Work on bringing your balance down
Finally, college students should pay careful attention to their balance. It was previously mentioned that credit utilization can be a problem for your credit score. If you can lower the balance to limit ratio, that can help bring your score higher. Ideally, you want to have a balance that is 30% of your total limit. This is the safest amount that you can borrow so it will not negatively affect your score. If you want to improve your score quickly, you need to bring your balance to the right level.
Reasons why you need a good credit score
There are many reasons to improve your credit score. Having a good credit reputation will really set you up for a brighter financial future. It will open more financial opportunities for you.
Here are the specific benefits that you will get if you decide to work on your credit score.
Helps you with living arrangements
There are two ways that this can be true.
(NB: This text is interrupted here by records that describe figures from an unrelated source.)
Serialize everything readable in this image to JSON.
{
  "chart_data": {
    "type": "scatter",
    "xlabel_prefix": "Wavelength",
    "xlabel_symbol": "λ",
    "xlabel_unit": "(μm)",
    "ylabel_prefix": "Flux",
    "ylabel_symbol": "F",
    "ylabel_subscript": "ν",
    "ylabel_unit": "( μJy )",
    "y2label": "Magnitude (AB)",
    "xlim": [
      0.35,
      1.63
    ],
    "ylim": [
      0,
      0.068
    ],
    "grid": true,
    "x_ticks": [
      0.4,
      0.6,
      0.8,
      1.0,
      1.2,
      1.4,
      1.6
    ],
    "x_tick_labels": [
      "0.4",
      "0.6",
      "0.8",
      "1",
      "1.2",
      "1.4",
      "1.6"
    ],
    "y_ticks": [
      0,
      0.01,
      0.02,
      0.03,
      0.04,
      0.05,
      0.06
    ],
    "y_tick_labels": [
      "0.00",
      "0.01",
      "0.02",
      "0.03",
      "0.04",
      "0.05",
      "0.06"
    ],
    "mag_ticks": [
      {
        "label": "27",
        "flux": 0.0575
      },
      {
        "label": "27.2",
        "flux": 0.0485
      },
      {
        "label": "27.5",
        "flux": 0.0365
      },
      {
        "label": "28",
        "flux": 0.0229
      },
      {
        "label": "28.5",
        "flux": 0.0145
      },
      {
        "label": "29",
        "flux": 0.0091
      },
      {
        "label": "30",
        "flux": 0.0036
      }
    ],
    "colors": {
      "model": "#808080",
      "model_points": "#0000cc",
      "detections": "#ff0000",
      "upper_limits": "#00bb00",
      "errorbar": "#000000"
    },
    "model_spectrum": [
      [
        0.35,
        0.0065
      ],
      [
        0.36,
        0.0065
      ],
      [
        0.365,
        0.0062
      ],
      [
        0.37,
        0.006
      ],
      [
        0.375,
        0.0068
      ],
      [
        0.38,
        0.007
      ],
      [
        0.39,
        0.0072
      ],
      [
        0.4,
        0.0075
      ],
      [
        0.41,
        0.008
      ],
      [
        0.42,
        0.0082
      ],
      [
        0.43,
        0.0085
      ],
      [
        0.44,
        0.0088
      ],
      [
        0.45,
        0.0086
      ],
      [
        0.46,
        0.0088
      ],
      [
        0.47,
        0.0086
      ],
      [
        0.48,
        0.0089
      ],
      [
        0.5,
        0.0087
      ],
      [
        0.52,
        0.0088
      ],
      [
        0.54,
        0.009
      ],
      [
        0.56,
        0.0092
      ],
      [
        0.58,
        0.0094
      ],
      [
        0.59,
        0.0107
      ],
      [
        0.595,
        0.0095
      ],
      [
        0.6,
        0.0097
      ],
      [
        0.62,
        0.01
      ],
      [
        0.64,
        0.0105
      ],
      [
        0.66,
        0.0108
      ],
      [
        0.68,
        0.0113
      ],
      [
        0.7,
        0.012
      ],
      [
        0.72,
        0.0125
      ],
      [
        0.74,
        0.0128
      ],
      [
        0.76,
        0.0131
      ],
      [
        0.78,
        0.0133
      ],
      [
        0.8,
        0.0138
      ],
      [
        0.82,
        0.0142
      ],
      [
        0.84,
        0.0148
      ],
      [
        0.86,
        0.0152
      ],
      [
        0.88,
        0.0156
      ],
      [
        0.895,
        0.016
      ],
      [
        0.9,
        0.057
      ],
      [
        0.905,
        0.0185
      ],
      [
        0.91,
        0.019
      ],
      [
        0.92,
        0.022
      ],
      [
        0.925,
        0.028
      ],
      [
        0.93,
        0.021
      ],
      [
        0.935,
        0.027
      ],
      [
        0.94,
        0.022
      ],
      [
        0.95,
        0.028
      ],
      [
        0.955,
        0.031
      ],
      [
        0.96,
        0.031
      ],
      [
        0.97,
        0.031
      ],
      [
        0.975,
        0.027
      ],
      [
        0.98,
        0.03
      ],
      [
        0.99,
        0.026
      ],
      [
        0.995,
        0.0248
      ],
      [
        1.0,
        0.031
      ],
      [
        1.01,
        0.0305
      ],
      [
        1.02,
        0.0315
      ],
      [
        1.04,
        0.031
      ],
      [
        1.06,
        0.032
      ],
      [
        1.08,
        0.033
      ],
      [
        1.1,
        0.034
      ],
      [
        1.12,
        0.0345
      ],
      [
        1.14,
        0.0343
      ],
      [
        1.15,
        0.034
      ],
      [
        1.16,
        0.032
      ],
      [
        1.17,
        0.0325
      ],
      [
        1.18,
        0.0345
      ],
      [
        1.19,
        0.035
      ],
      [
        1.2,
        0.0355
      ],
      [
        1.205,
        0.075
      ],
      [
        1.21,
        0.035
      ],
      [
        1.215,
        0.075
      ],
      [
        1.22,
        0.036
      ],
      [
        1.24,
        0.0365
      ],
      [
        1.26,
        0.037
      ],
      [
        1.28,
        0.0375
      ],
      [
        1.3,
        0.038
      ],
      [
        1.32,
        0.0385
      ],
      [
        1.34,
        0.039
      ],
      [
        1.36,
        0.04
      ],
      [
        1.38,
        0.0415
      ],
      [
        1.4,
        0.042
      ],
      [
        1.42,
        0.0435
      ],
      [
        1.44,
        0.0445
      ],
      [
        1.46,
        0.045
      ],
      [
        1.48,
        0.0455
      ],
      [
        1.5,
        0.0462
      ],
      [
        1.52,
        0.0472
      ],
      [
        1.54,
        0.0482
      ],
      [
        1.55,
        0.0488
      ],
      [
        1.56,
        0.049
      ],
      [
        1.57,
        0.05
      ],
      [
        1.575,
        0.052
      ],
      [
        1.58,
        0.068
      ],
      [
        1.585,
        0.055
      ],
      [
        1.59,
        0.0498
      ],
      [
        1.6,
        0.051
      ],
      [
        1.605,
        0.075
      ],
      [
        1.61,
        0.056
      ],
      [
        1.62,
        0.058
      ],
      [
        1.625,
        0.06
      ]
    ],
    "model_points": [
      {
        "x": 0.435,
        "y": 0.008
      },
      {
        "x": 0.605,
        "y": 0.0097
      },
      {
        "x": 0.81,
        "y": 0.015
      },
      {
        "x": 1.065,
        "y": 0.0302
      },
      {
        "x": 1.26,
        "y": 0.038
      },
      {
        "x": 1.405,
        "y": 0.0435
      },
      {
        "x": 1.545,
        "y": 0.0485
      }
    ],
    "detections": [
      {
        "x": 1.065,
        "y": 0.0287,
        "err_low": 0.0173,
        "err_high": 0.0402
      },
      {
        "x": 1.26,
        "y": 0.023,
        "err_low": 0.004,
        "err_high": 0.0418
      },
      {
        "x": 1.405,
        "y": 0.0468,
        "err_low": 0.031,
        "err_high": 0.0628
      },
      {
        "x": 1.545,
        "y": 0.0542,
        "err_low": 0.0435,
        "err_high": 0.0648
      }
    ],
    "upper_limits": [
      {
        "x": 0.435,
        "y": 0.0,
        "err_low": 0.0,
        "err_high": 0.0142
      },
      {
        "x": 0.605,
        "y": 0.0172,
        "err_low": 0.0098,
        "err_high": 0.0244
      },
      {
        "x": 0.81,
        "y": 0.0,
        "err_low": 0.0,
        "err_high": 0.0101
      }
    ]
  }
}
First, it can help you find a great unit to rent. Whether it is a condo unit or an apartment, landlords oftentimes look at the credit score of prospective tenants. This allows them to see your payment behavior. The other way it can help is with your mortgage. Eventually, you will think about buying your own house. This involves a really big home loan that you have to pay for a very long time. If you have a good credit score, you can get this loan with the lowest interest rate. This will help you save on the payments.
Increases the chances of a lower interest rate
We already mentioned how a good credit score can help you get a low-interest rate on a home loan. The reality is, this is true for all types of loans. Whether you will get a car loan, personal loan, or even a credit card – a great credit standing will allow you to get a low rate. This will make your payments easier to handle because it will be lower.
Makes business start-ups easier
If you want to start a business, you want to make sure you improve your credit score first. First of all, it will help you get a business loan to get your company started. It can also help you secure investments – if that is what you need. A good credit score is also something that other businesses look into before they agree to partner with your own. There are so many things that will come to you more easily if you show that you can be responsible with the use credit.
These are only a few of the things that will benefit you if you build up your credit score. Starting while you are still in college is usually a good idea. That way, when you start earning, you are already in a good financial position.